Rivlin spoke at a memorial ceremony for victims of 1956 massacre at Kafr Qassem, where Israeli forces killed 47 residents of the central Israeli Arab village for breaking a wartime curfew, becoming the first Israeli president to attend the event.
"A terrible crime was committed here," he said. "The brutal killings in Kafr Qassem are an anomalous and sorrowful chapter in the history of the relations between Arabs and Jews living here."
"I came here today, specifically during these difficult days to reach out my hand, in the belief, that your hands are outstretched to me and to the Israeli Jewish public in turn," the president said.
Violence pitting Palestinians against Israeli police has shaken annexed east Jerusalem on an almost daily basis since the murder of a Palestinian teenager by Jewish extremists in July.
Clashes intensified during the 50-day Gaza war over the summer.
Rivlin's visit came as preparations were underway for the funeral of an east Jerusalem man who on Oct. 22 drove his car at high speed into a crowd of Israelis, killing a baby. Kafr Qassem is situated in central Israel, adjacent to the West Bank.

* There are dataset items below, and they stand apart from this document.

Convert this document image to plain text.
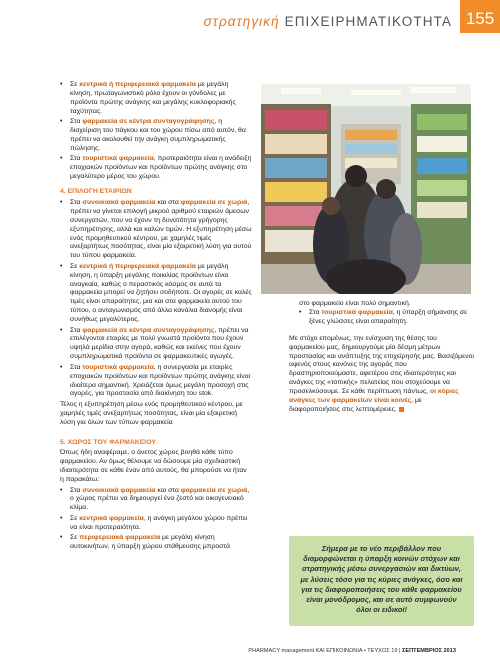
στρατηγική ΕΠΙΧΕΙΡΗΜΑΤΙΚΟΤΗΤΑ 155
• Σε κεντρικά ή περιφερειακά φαρμακεία με μεγάλη κίνηση, πρωταγωνιστικό ρόλο έχουν οι γόνδολες με προϊόντα πρώτης ανάγκης και μεγάλης κυκλοφοριακής ταχύτητας.
• Στα φαρμακεία σε κέντρα συνταγογράφησης, η διαχείριση του πάγκου και του χώρου πίσω από αυτόν, θα πρέπει να ακολουθεί την ανάγκη συμπληρωματικής πώλησης.
• Στα τουριστικά φαρμακεία, προτεραιότητα είναι η ανάδειξη εποχιακών προϊόντων και προϊόντων πρώτης ανάγκης στο μεγαλύτερο μέρος του χώρου.
4. ΕΠΙΛΟΓΗ ΕΤΑΙΡΙΩΝ
• Στα συνοικιακά φαρμακεία και στα φαρμακεία σε χωριά, πρέπει να γίνεται επιλογή μικρού αριθμού εταιριών άμεσων συνεργατών, που να έχουν τη δυνατότητα γρήγορης εξυπηρέτησης, αλλά και καλών τιμών. Η εξυπηρέτηση μέσω ενός προμηθευτικού κέντρου, με χαμηλές τιμές ανεξαρτήτως ποσότητας, είναι μία εξαιρετική λύση για αυτού του τύπου φαρμακεία.
• Σε κεντρικά ή περιφερειακά φαρμακεία με μεγάλη κίνηση, η ύπαρξη μεγάλης ποικιλίας προϊόντων είναι αναγκαία, καθώς ο περαστικός κόσμος σε αυτά τα φαρμακεία μπορεί να ζητήσει οτιδήποτε. Οι αγορές σε καλές τιμές είναι απαραίτητες, μια και στα φαρμακεία αυτού του τύπου, ο ανταγωνισμός από άλλα κανάλια διανομής είναι συνήθως μεγαλύτερος.
• Στα φαρμακεία σε κέντρα συνταγογράφησης, πρέπει να επιλέγονται εταιρίες με πολύ γνωστά προϊόντα που έχουν υψηλά μερίδια στην αγορά, καθώς και εκείνες που έχουν συμπληρωματικά προϊόντα σε φαρμακευτικές αγωγές.
• Στα τουριστικά φαρμακεία, η συνεργασία με εταιρίες εποχιακών προϊόντων και προϊόντων πρώτης ανάγκης είναι ιδιαίτερα σημαντική. Χρειάζεται όμως μεγάλη προσοχή στις αγορές, για προστασία από διακίνηση του stok.

Τέλος η εξυπηρέτηση μέσω ενός προμηθευτικού κέντρου, με χαμηλές τιμές ανεξαρτήτως ποσότητας, είναι μία εξαιρετική λύση για όλων των τύπων φαρμακεία

5. ΧΩΡΟΣ ΤΟΥ ΦΑΡΜΑΚΕΙΟΥ

Όπως ήδη αναφέραμε, ο άνετος χώρος βοηθά κάθε τύπο φαρμακείου. Αν όμως θέλουμε να δώσουμε μία σχεδιαστική ιδιαιτερότητα σε κάθε έναν από αυτούς, θα μπορούσε να ήταν η παρακάτω:

• Στα συνοικιακά φαρμακεία και στα φαρμακεία σε χωριά, ο χώρος πρέπει να δημιουργεί ένα ζεστό και οικογενειακό κλίμα.
• Σε κεντρικά φαρμακεία, η ανάγκη μεγάλου χώρου πρέπει να είναι προτεραιότητα.
• Σε περιφερειακά φαρμακεία με μεγάλη κίνηση αυτοκινήτων, η ύπαρξη χώρου στάθμευσης μπροστά

στο φαρμακείο είναι πολύ σημαντική.

• Στα τουριστικά φαρμακεία, η ύπαρξη σήμανσης σε ξένες γλώσσες είναι απαραίτητη.

Με στόχο επομένως, την ενίσχυση της θέσης του φαρμακείου μας, δημιουργούμε μία δέσμη μέτρων προστασίας και ανάπτυξης της επιχείρησής μας. Βασιζόμενοι αφενός στους κανόνες της αγοράς που δραστηριοποιούμαστε, αφετέρου στις ιδιαιτερότητες και ανάγκες της «τοπικής» πελατείας που στοχεύουμε να προσελκύσουμε. Σε κάθε περίπτωση πάντως, οι κύριες ανάγκες των φαρμακείων είναι κοινές, με διαφοροποιήσεις στις λεπτομέρειες.

Σήμερα με το νέο περιβάλλον που διαμορφώνεται η ύπαρξη κοινών στόχων και στρατηγικής μέσω συνεργασιών και δικτύων, με λύσεις τόσο για τις κύριες ανάγκες, όσο και για τις διαφοροποιήσεις του κάθε φαρμακείου είναι μονόδρομος, και σε αυτό συμφωνούν όλοι οι ειδικοί!
PHARMACY management ΚΑΙ ΕΠΙΚΟΙΝΩΝΙΑ • ΤΕΥΧΟΣ 19 | ΣΕΠΤΕΜΒΡΙΟΣ 2013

In 1956, it was under military rule, and on October 29 - the first day of a war with Egypt - Israeli border policemen gunned down residents who were unaware a curfew had been imposed, killing men returning from work in the fields as well as women and children.
Arab Israelis number around 1.4 million, some 20 percent of Israel's population.
They are the descendents of 160,000 Palestinian Arabs who remained on their land when the Jewish state was established in 1948.
"I am not naive," Rivlin said. "We belong to two nations, whose dreams and aspirations, to a great extent contradict each other."
"Many Israeli Arabs, who are part of the Palestinian people, feel the hurt and suffering of their brothers on the other side of the Green Line. Many of them encounter racism and arrogance from Jews," the Israeli president.
"The Arab population in Israel, and the Arab leaders in Israel, must take a clear stand against violence and terrorism," Rivlin stressed.
The Kafr Qassem massacre is taught in the Israeli education system as a case of an illegal military order that must be refused by soldiers.